Dice Suárez que a todos los fieles que ayudan a la celebración de la Misa o que simplemente asisten a ella, les corresponde alguna parte del preciosísimo fruto propio de este Sacrificio, a que llaman "ex opere operato", el cual es satisfactorio por las penas así de los vivos como de los difuntos. Este fruto, continúa aquel doctísimo hijo de San Ignacio, lo reciben los fieles en calidad de oferentes, aún cuando el sacerdote celebrante no forme intención de aplicárselo.

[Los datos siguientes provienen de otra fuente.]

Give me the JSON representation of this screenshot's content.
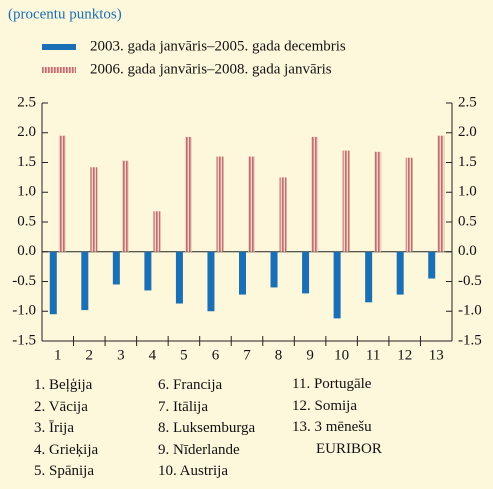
{
  "chart_data": {
    "type": "bar",
    "subtitle": "(procentu punktos)",
    "categories": [
      "1",
      "2",
      "3",
      "4",
      "5",
      "6",
      "7",
      "8",
      "9",
      "10",
      "11",
      "12",
      "13"
    ],
    "series": [
      {
        "name": "2003. gada janvāris–2005. gada decembris",
        "color": "#1a6fb5",
        "values": [
          -1.05,
          -0.98,
          -0.55,
          -0.65,
          -0.87,
          -1.0,
          -0.72,
          -0.6,
          -0.7,
          -1.12,
          -0.85,
          -0.72,
          -0.45
        ]
      },
      {
        "name": "2006. gada janvāris–2008. gada janvāris",
        "color": "#c0706c",
        "values": [
          1.95,
          1.42,
          1.53,
          0.68,
          1.93,
          1.6,
          1.6,
          1.25,
          1.93,
          1.7,
          1.68,
          1.58,
          1.95
        ]
      }
    ],
    "ylim": [
      -1.5,
      2.5
    ],
    "yticks": [
      2.5,
      {
        "value": 2,
        "label": "2.0"
      },
      1.5,
      {
        "value": 1,
        "label": "1.0"
      },
      0.5,
      {
        "value": 0,
        "label": "0.0"
      },
      -0.5,
      {
        "value": -1,
        "label": "-1.0"
      },
      -1.5
    ],
    "key": [
      "1. Beļģija",
      "2. Vācija",
      "3. Īrija",
      "4. Grieķija",
      "5. Spānija",
      "6. Francija",
      "7. Itālija",
      "8. Luksemburga",
      "9. Nīderlande",
      "10. Austrija",
      "11. Portugāle",
      "12. Somija",
      "13. 3 mēnešu EURIBOR"
    ]
  }
}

La Misa es Sacramento y Sacrificio a la vez. En cuanto por la Misa se confiere la gracia invisible bajo especies visibles, tiene razón de Sacramento. En cuanto en ella se representa la Pasión de Jesucristo, el cual, como dice el Apóstol, se entregó así mismo por nosotros, ofrenda y hostia a Dios en olor de suavidad (Efesios, v. 2), tiene razón de Sacrificio. De aquí que este Sacramento aprovecha a los que le reciben por modo de tal, esto es, por modo de Sacramento, y por modo de Sacrificio, pues por todos los que comulgan se ofrece. Dice, en efecto, el sacerdote en el Canon de la Misa profundamente inclinado: "Ut quotquot ex hac Altaris participatione, sacrosanctum Filii tui Corpus et Sanguinem sumpserimus, omni benedictione caelesti et gratia repleamur" ("Para que cuantos participamos en este altar del Cuerpo sacrosanto y de la Sangre de tu Hijo, seamos llenos de todas las bendiciones y gracias celestiales").

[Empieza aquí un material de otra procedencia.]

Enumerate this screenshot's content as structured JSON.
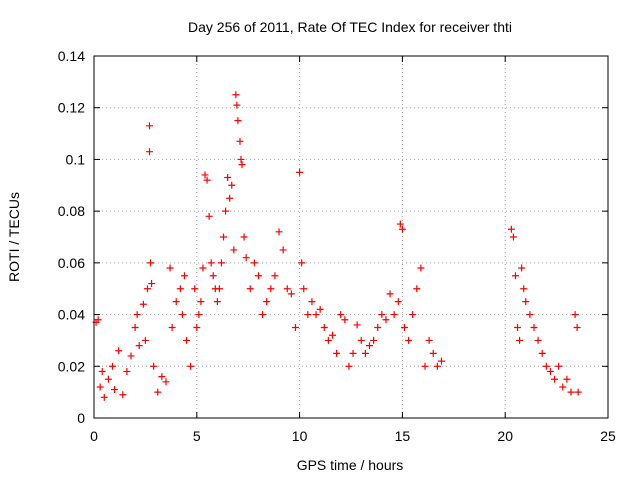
{
  "chart_data": {
    "type": "scatter",
    "title": "Day 256 of 2011, Rate Of TEC Index for receiver thti",
    "xlabel": "GPS time / hours",
    "ylabel": "ROTI / TECUs",
    "xlim": [
      0,
      25
    ],
    "ylim": [
      0,
      0.14
    ],
    "xticks": [
      "0",
      "5",
      "10",
      "15",
      "20",
      "25"
    ],
    "yticks": [
      "0",
      "0.02",
      "0.04",
      "0.06",
      "0.08",
      "0.1",
      "0.12",
      "0.14"
    ],
    "xtick_values": [
      0,
      5,
      10,
      15,
      20,
      25
    ],
    "ytick_values": [
      0,
      0.02,
      0.04,
      0.06,
      0.08,
      0.1,
      0.12,
      0.14
    ],
    "grid": true,
    "marker": "+",
    "series": [
      {
        "color": "#ff0000",
        "points": [
          [
            0.1,
            0.037
          ],
          [
            0.2,
            0.038
          ],
          [
            0.3,
            0.012
          ],
          [
            0.4,
            0.018
          ],
          [
            0.5,
            0.008
          ],
          [
            0.7,
            0.015
          ],
          [
            0.9,
            0.02
          ],
          [
            1.0,
            0.011
          ],
          [
            1.2,
            0.026
          ],
          [
            1.4,
            0.009
          ],
          [
            1.6,
            0.018
          ],
          [
            1.8,
            0.024
          ],
          [
            2.0,
            0.035
          ],
          [
            2.1,
            0.04
          ],
          [
            2.2,
            0.028
          ],
          [
            2.4,
            0.044
          ],
          [
            2.5,
            0.03
          ],
          [
            2.6,
            0.05
          ],
          [
            2.7,
            0.113
          ],
          [
            2.7,
            0.103
          ],
          [
            2.75,
            0.06
          ],
          [
            2.8,
            0.052
          ],
          [
            2.9,
            0.02
          ],
          [
            3.1,
            0.01
          ],
          [
            3.3,
            0.016
          ],
          [
            3.5,
            0.014
          ],
          [
            3.7,
            0.058
          ],
          [
            3.8,
            0.035
          ],
          [
            4.0,
            0.045
          ],
          [
            4.2,
            0.05
          ],
          [
            4.3,
            0.04
          ],
          [
            4.4,
            0.055
          ],
          [
            4.5,
            0.03
          ],
          [
            4.7,
            0.02
          ],
          [
            4.9,
            0.05
          ],
          [
            5.0,
            0.035
          ],
          [
            5.1,
            0.04
          ],
          [
            5.2,
            0.045
          ],
          [
            5.3,
            0.058
          ],
          [
            5.4,
            0.094
          ],
          [
            5.5,
            0.092
          ],
          [
            5.6,
            0.078
          ],
          [
            5.7,
            0.06
          ],
          [
            5.8,
            0.055
          ],
          [
            5.9,
            0.05
          ],
          [
            6.0,
            0.045
          ],
          [
            6.1,
            0.05
          ],
          [
            6.2,
            0.06
          ],
          [
            6.3,
            0.07
          ],
          [
            6.4,
            0.08
          ],
          [
            6.5,
            0.093
          ],
          [
            6.6,
            0.085
          ],
          [
            6.7,
            0.09
          ],
          [
            6.8,
            0.065
          ],
          [
            6.9,
            0.125
          ],
          [
            6.95,
            0.121
          ],
          [
            7.0,
            0.115
          ],
          [
            7.1,
            0.107
          ],
          [
            7.15,
            0.1
          ],
          [
            7.2,
            0.098
          ],
          [
            7.3,
            0.07
          ],
          [
            7.4,
            0.062
          ],
          [
            7.6,
            0.05
          ],
          [
            7.8,
            0.06
          ],
          [
            8.0,
            0.055
          ],
          [
            8.2,
            0.04
          ],
          [
            8.4,
            0.045
          ],
          [
            8.6,
            0.05
          ],
          [
            8.8,
            0.055
          ],
          [
            9.0,
            0.072
          ],
          [
            9.2,
            0.065
          ],
          [
            9.4,
            0.05
          ],
          [
            9.6,
            0.048
          ],
          [
            9.8,
            0.035
          ],
          [
            10.0,
            0.095
          ],
          [
            10.1,
            0.06
          ],
          [
            10.2,
            0.05
          ],
          [
            10.4,
            0.04
          ],
          [
            10.6,
            0.045
          ],
          [
            10.8,
            0.04
          ],
          [
            11.0,
            0.042
          ],
          [
            11.2,
            0.035
          ],
          [
            11.4,
            0.03
          ],
          [
            11.6,
            0.032
          ],
          [
            11.8,
            0.025
          ],
          [
            12.0,
            0.04
          ],
          [
            12.2,
            0.038
          ],
          [
            12.4,
            0.02
          ],
          [
            12.6,
            0.025
          ],
          [
            12.8,
            0.036
          ],
          [
            13.0,
            0.03
          ],
          [
            13.2,
            0.025
          ],
          [
            13.4,
            0.028
          ],
          [
            13.6,
            0.03
          ],
          [
            13.8,
            0.035
          ],
          [
            14.0,
            0.04
          ],
          [
            14.2,
            0.038
          ],
          [
            14.4,
            0.048
          ],
          [
            14.6,
            0.04
          ],
          [
            14.8,
            0.045
          ],
          [
            14.9,
            0.075
          ],
          [
            15.0,
            0.073
          ],
          [
            15.1,
            0.035
          ],
          [
            15.3,
            0.03
          ],
          [
            15.5,
            0.04
          ],
          [
            15.7,
            0.05
          ],
          [
            15.9,
            0.058
          ],
          [
            16.1,
            0.02
          ],
          [
            16.3,
            0.03
          ],
          [
            16.5,
            0.025
          ],
          [
            16.7,
            0.02
          ],
          [
            16.9,
            0.022
          ],
          [
            20.3,
            0.073
          ],
          [
            20.4,
            0.07
          ],
          [
            20.5,
            0.055
          ],
          [
            20.6,
            0.035
          ],
          [
            20.7,
            0.03
          ],
          [
            20.8,
            0.058
          ],
          [
            20.9,
            0.05
          ],
          [
            21.0,
            0.045
          ],
          [
            21.2,
            0.04
          ],
          [
            21.4,
            0.035
          ],
          [
            21.6,
            0.03
          ],
          [
            21.8,
            0.025
          ],
          [
            22.0,
            0.02
          ],
          [
            22.2,
            0.018
          ],
          [
            22.4,
            0.015
          ],
          [
            22.6,
            0.02
          ],
          [
            22.8,
            0.012
          ],
          [
            23.0,
            0.015
          ],
          [
            23.2,
            0.01
          ],
          [
            23.4,
            0.04
          ],
          [
            23.5,
            0.035
          ],
          [
            23.55,
            0.01
          ]
        ]
      }
    ]
  }
}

A aquellos que no reciben este Sacramento, les aprovecha por modo de Sacrificio, pues por la salud de los mismos se ofrece también, por lo que en la Conmemoración por los vivos, se dice: "Memento, Domine, famulorum famularumque tuarum, et omnium circumstantium, quorum tibi fides cognita est, et nota devotio: pro quibus tibi ofterimus, vel qui tibi offerunt hoc sacrificium laudis, pro se, suisque omnibus, pro redemptione animarum suarum, pro spe salutis et incolumitatis suae") ("Acordaos, Señor, de vuestros siervos y siervas, y de todos los que están aquí presentes, cuya fe y devoción Vos conocéis; por los que os ofrecemos ú os ofrecen este Sacrificio de alabanza, por sí y por todos los suyos, por la redención de sus almas, y por la esperanza de su salvación".

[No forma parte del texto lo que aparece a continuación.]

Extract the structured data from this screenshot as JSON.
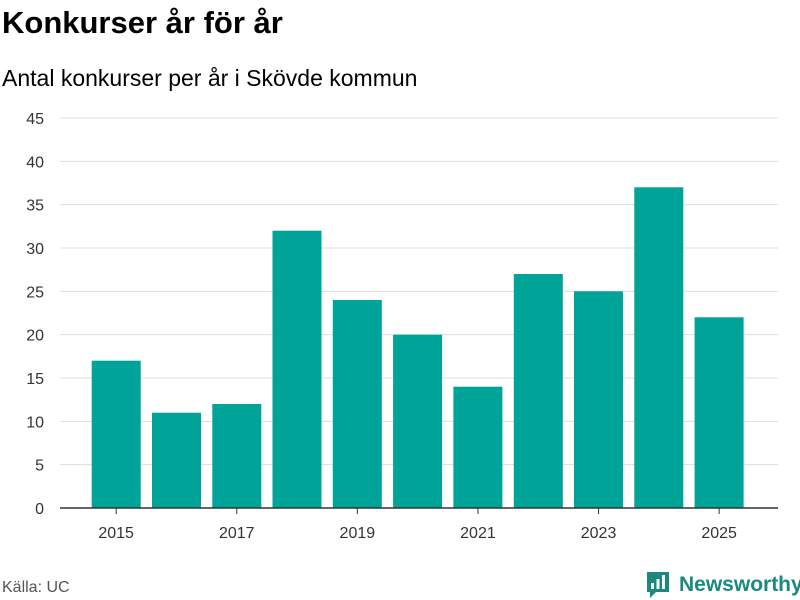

Uno y otro modo de fructificar este Sacramento de amor lo expresó el Salvador en la Cena cuando dijo (Matth. XXVI; Luc. XXII): "Qui pro vobis" ("Que por vosotros"), es a saber, por los que comulgan, "et pro multis" ("y por muchos"), es decir, por los demás que no comulgan, "effundetur in remissionem peccatorum" ("será derramada" - su preciosa sangre - "en remisión de los pecados".

Veamos ahora si el fruto "ex opere operato" de la Misa es aplicable a los fieles difuntos. El referido Suárez dice que para que alguno consiga aquel fruto, cuatro requisitos son necesarios: capacidad, estado, disposición y necesidad. Todos estos requisitos los reúnen las almas del Purgatorio.

1.° Capacidad. Esta la confiere el Bautismo, pues sin el carácter de bautizado ninguno es capaz de recibir este efecto, porque así como el Bautismo es la puerta para los demás Sacramentos, del mismo modo lo es para poder participar del fruto de la Misa "ex opere operato".

2.° Estado. Este es el de viador: las almas del Purgatorio se comprenden en este estado, ya que ellas no han llegado aún al último término. A lo menos en alguna parte son viadoras, principalmente por lo que toca a la remisión de las penas y al perdón de los pecados veniales. Esta opinión, prosigue diciendo Suárez, la defienden expresamente Santo Tomás, in 4 el. XLV, q. 2, art. 5 ad 3; la indica también Alberto Magno, art. 2 ad 6; Durando, d. XII, q. 4, y muchos de los modernos.

3.° Disposición. Esto alude al estado de gracia, que ya tienen las almas, y no lo pueden perder.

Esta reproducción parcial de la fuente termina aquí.